我在问,因为我想知道如果我应该手动进行这样的优化,当我知道某些假设是满足lambda生成时间的,或者编译器会为我做这些。 解决方案
查看由gcc5.2 -O2生成的程序集显示,使用 std :: function
时不会发生优化:
#include< functional>
int main()
{
const int a = 0;
std :: function< int()> lambda = [a]()
{
int c = 0;
for(int b = 0; b <10000000; b ++)
{
if(a)c ++;
c + = 7;
}
return c;
};
return lambda();
}
编译为一些样板文件和
movl(%rdi),%ecx
movl $ 10000000,%edx
xorl%eax,%eax
.p2align 4,,10
.p2align 3
.L3:
cmpl $ 1,%ecx
sbbl $ -1,%eax
addl $ 7,%eax
subl $ 1, %edx
jne .L3
rep; ret
这是您希望看到优化的循环。 (直播)但是,如果你实际使用lambda(而不是 std :: function
),优化就发生了:
int main()
{
const int a = 0;
auto lambda = [a]()
{
int c = 0;
for(int b = 0; b <10000000; b ++)
{
if(a)c ++;
c + = 7;
}
return c;
};
return lambda();
$ / code>
编译为
movl $ 70000000,%eax
ret
即该循环被完全删除。 (直播)
Afaik,你可以期望lambda具有零开销,但是 std :: function
是不同的并且带有一个代价(至少在优化器的当前状态下,尽管人们显然在这方面工作),即使 std :: function
内部的代码已被优化。 (如果有疑问,请尝试一下,因为这可能会在编译器和版本之间有所不同, std :: function
的开销当然可以被优化掉。
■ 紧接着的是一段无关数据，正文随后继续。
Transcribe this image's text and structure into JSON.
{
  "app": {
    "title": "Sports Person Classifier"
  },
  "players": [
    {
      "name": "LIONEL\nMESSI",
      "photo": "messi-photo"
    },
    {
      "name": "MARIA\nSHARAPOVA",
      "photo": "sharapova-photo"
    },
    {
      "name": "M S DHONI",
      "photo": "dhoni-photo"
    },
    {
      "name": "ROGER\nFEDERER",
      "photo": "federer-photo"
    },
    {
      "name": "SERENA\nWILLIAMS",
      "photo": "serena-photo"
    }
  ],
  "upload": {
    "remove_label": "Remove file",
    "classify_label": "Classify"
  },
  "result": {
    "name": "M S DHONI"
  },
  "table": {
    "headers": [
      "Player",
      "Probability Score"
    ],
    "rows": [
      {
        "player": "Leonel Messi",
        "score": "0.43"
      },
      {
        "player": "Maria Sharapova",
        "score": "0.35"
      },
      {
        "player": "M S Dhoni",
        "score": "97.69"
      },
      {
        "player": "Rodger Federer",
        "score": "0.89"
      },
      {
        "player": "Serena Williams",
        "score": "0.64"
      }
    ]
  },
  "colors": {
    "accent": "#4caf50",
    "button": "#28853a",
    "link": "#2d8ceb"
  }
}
)
正如@MarcGlisse正确指出的那样,即使使用 std :: function
再次感谢@MarkGlisse:如果包含 std :: function
的函数不是,那么称为 main
,使用gcc5.2进行的优化在gcc + main和clang之间,也就是说函数被减少到返回70000000;
加上一些额外的代码。 (直播)
Bonus编辑2,这次是我的:如果你使用-O3,gcc会(出于某种原因),如 Marco的答案,优化 std :: function
为
cmpl $ 1,(%rdi)
sbbl%eax,%eax
andl $ -10000000,%eax
addl $ 80000000,%eax
ret
,并保留其余部分,如 not_main
的情况。所以我想在行的底部,只需要使用 std :: function
来衡量。
Suppose we have the following (nonsensical) code:
const int a = 0;
int c = 0;
for(int b = 0; b < 10000000; b++)
{
if(a) c++;
c += 7;
}
Variable 'a' equals zero, so the compiler can deduce on compile time, that the instruction 'if(a) c++;' will never be executed and will optimize it away.
My question: Does the same happen with lambda closures?
Check out another piece of code:
const int a = 0;
function<int()> lambda = [a]()
{
int c = 0;
for(int b = 0; b < 10000000; b++)
{
if(a) c++;
c += 7;
}
return c;
}
Will the compiler know that 'a' is 0 and will it optimize the lambda?
Even more sophisticated example:
function<int()> generate_lambda(const int a)
{
return [a]()
{
int c = 0;
for(int b = 0; b < 10000000; b++)
{
if(a) c++;
c += 7;
}
return c;
};
}
function<int()> a_is_zero = generate_lambda(0);
function<int()> a_is_one = generate_lambda(1);
Will the compiler be smart enough to optimize the first lambda when it knows that 'a' is 0 at generation time?
Does gcc or llvm have this kind of optimizations?
I'm asking because I wonder if I should make such optimizations manually when I know that certain assumptions are satisfied on lambda generation time or the compiler will do that for me.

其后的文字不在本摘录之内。